In 2011, the Arab Spring combined social anger and democratic aspirations. The political demands, this time, seem to have been relegated to a secondary role...

The explosion has always been social and political. From the moment a social movement takes on a certain magnitude, it inevitably becomes political. But it takes a variety of forms. In the time of [former President] Ben Ali, the protest was aimed at the overthrow of the dictatorship. Today, the discontent is more social because there is a political vacuum. The Tunisian left has jumped on the bandwagon to present itself as the leader of the protest, but the disappointment of the youth regarding the parties is obvious. The General Union of Tunisian Workers (UGTT) could have played this role, but the union did not fulfill its function of counter-power. It rather sought accommodation with the government. In Tunisia, however, the trade union movement is historically powerful and, at the grassroots level, has a real autonomy with regard to government. It was a unique case in the region. The unfortunate thing is that this force, instead of pushing strongly toward a radically different socioeconomic policy, has made the choice of consultation and compromise. As a result, the UGTT has now been overtaken by events.

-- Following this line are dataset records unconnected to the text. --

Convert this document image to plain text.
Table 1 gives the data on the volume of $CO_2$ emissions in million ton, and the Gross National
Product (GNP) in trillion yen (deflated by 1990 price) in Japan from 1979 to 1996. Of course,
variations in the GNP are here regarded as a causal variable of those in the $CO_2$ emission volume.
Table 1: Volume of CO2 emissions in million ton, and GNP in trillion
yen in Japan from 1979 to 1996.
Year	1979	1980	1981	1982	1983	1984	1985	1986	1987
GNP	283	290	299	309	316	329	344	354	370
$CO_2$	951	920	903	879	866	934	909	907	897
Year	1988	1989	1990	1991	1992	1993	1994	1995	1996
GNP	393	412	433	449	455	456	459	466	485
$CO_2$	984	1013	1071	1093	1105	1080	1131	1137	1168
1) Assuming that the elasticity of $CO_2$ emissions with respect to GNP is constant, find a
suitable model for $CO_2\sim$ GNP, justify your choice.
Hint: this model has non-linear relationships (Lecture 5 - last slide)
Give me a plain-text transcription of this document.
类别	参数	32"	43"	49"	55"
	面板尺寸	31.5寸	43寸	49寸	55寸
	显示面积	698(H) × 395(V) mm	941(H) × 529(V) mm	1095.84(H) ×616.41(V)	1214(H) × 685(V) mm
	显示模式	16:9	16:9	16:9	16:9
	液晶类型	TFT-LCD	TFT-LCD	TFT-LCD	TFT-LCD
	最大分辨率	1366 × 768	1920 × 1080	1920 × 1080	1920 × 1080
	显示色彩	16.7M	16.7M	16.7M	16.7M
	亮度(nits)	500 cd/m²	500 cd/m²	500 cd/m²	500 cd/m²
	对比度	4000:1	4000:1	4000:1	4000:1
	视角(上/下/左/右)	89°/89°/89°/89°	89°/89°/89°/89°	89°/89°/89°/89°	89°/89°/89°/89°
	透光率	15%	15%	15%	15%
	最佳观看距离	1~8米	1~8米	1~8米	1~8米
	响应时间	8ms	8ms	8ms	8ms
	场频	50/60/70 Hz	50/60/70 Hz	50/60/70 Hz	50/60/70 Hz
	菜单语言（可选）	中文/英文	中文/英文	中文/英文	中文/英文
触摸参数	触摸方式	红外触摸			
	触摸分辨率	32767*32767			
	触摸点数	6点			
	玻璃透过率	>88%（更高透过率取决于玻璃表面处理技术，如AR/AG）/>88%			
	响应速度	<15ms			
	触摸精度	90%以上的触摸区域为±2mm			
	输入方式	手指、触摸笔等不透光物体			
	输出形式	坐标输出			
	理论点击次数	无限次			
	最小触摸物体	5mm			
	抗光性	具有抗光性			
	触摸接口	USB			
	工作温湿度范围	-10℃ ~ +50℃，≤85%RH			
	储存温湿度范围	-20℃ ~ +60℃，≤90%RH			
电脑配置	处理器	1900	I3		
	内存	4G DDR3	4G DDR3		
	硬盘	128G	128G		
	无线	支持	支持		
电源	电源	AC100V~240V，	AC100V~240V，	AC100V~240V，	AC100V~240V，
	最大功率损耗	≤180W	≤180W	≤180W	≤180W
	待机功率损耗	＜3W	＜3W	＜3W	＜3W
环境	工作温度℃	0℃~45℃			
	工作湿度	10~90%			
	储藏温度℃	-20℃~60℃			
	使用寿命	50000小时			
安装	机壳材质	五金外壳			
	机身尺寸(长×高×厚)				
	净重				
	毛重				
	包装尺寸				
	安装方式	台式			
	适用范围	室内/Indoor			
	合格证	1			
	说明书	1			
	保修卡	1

THINGS HAVE not advanced quickly enough since the revolution?

THE REVOLUTION of 2011 was a revolution of the young...and it produced the oldest president in the world [Béji CaÏd Essebsi is 91 years old]. There's something wrong! Without even talking about age, he is a man of the old regime, who applies the same methods, with the same circles as in the past. With Ben Ali, the Tunisians eliminated the tip of the iceberg. No one is fooled in Tunisia: The old regime is back. People only wanted to see a peaceful and successful revolution, but there are obvious symptoms of a deep malaise in Tunisia. It is the country in the region that has the greatest number of young people engaged with the Islamic State, for example!

WHY HAS Tunisia failed for years to reduce unemployment?

THE IMF retains the mastery of the broad economic guidelines. However, these guidelines allowed the development of the conditions of the explosion of 2011. The IMF has timidly made its mea culpa, but has not changed anything fundamental. Since 2011, there have been even more restrictive austerity directives, drastic reduction of public expenditure, support for the private sector...Tunisia did it, Egypt did it, Iran is doing it. But from these shock therapies, the populations have had only the shock and not the therapy! The promised economic miracle never happened. This can only cause frustration, and an explosion.

SHOULD OTHER eruptions be expected in the coming months?

WHAT WAS called "Spring" in 2011, imagining that it would be a passing phase, is in reality a revolutionary process of long duration, with ups and downs, accelerations, confrontation, sometimes even civil wars...There will be no stability in the region in the medium term as long as socio-economic policies are not radically altered.